I always think of those who were torn from here...
The heavens echo with the cries of their distress.
I think that we are all to blame
for what they lack - for we have food and bed!
Shyly, almost as in figurative language,
I ask without believing it can come to pass:
Can we, I wonder, ever use our minds again
for sake of joy and happiness?
Now light and darkness join each other,
towards the stars the parting day ascends.
The sunset holds the first sign of the daybreak -
It is as if, abruptly, night expands.
All things are ardent, serious and sacred,
snow's silver leaf melts on my lashes' flame,
I feel as though I'm rising ever further:
that star there, is it calling me by name?
And then I sense that on this day they also
are raising eyes to stars, from where I hear
a greeting from my kinsfolk, sisters, brothers,
in pain and yearning from their prison's fear.
This is our talk and dialogue, this only,
a shining signal - oh, read, and read! -
with thousand mouths - as if within their glitter
the stars still held some warmth of breath inside.
The field of snow dividing us grows smaller:
of stars our common language is composed....
It is as if we d started out for one another,
were walking, and would soon meet on the road.
For an instant it will die away, that 'When? When?'
forever pulsing in you in your penal plight,
and we shall meet there on that bridge in heaven,
face to face we'll meet, this Christmas night.
translated from Estonian by Leopoldo Niilus and David McDuff
2 comments:
That's a good rendering of the Christmas 1941 poem. Rhyme is the trickiest thing a translator faces. Doggerel lurks. Rhythm is more adaptable.
Now that the anniversary of the Molotov-Ribbentrop Pact is approaching, the idea of torn homelands, suffering and exile will again be brought to the fore. But Under accentuates the lyrical.
Like so many Estonian authors, Under lived for decades in Sweden. Sweden has yet to acknowledge, on a large scale, the rôle that Estonian authors-in-exile played.

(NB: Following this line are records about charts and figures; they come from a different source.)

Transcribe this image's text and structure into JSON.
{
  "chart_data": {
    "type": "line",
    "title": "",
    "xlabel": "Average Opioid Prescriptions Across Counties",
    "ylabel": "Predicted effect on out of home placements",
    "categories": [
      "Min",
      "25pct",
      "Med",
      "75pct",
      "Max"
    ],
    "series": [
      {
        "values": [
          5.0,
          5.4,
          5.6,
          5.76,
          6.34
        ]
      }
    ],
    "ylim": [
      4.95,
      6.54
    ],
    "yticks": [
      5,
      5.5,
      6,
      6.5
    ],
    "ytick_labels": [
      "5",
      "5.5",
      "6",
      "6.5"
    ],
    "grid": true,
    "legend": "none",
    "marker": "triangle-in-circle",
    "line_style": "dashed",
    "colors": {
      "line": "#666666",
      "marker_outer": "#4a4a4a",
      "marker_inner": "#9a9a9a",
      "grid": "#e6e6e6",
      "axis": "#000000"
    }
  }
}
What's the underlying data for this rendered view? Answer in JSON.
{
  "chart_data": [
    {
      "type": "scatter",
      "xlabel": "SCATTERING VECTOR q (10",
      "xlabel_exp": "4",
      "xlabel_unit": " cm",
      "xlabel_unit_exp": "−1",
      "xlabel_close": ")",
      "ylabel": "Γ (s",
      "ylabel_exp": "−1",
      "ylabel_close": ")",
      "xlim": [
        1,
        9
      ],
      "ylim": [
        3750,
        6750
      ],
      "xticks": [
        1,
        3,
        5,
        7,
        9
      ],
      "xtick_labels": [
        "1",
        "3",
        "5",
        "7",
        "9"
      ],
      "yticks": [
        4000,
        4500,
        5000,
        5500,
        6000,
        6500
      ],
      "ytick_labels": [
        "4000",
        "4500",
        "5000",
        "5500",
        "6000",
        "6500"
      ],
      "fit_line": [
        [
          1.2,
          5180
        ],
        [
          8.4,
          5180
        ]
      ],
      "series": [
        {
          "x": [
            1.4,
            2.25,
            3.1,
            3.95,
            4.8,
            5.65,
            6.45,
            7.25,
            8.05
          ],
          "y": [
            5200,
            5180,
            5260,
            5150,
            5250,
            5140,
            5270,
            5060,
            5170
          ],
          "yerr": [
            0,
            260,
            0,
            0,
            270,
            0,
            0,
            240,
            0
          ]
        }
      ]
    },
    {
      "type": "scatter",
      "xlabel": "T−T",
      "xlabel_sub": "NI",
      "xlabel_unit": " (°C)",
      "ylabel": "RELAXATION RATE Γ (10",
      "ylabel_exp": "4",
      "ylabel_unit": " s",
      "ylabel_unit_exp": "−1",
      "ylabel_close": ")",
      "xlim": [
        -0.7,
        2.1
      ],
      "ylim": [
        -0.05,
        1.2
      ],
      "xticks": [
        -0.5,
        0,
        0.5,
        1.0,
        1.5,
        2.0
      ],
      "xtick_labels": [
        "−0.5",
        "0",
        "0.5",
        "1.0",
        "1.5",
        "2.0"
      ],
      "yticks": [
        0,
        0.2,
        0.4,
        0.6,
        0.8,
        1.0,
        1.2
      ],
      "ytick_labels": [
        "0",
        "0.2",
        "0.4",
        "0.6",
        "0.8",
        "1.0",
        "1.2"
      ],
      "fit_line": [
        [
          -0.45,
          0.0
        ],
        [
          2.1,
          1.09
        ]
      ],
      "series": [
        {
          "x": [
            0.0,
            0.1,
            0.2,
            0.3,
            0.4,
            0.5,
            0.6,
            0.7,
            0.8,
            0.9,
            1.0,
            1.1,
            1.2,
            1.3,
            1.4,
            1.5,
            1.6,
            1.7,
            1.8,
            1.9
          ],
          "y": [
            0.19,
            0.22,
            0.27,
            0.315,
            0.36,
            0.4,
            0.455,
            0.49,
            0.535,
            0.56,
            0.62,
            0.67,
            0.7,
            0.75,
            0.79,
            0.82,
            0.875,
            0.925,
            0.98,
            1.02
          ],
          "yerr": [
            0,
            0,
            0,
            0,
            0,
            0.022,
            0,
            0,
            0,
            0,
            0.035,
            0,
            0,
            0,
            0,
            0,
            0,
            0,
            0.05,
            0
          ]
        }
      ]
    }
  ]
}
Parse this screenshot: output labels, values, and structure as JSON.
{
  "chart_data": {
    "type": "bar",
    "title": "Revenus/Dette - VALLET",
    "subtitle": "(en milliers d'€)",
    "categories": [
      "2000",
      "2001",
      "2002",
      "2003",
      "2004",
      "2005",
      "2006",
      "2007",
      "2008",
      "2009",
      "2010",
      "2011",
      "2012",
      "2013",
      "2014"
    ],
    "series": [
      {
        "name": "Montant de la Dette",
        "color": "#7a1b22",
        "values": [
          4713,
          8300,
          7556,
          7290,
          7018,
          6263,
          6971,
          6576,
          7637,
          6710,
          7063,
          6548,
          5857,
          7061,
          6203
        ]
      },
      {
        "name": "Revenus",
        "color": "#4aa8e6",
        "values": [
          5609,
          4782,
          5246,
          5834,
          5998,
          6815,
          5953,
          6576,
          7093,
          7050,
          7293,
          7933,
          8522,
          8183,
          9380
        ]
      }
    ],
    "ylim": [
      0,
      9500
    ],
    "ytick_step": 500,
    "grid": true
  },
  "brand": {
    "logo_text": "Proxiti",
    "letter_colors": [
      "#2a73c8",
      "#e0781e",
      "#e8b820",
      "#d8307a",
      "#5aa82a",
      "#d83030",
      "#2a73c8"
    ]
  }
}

I think that many translators of Estonian literature, especially the ones not ethnically tied to the country, have yet to get an in-depth look at what was written abroad by those authors unfortunate enough to have to spend half their lives in exile, with no hope of ever seeing Estonia again.
I'm doing my bit, reading at present a novel by an exile Estonian. When I've finished, I'll present it here. The author, one of the younger generation of those who fled in 1944, is 75 this September. More later.
My recent reticence was occasioned by the stress of moving house. But I'm back on board now.
Welcome back, Eric. Thanks for your comment, and congratulations on having made the move successfully - I know stressful moving house can be. I hope your new quarters are okay, and will look forward to reading more of your posts on Nordic Voices when you're ready.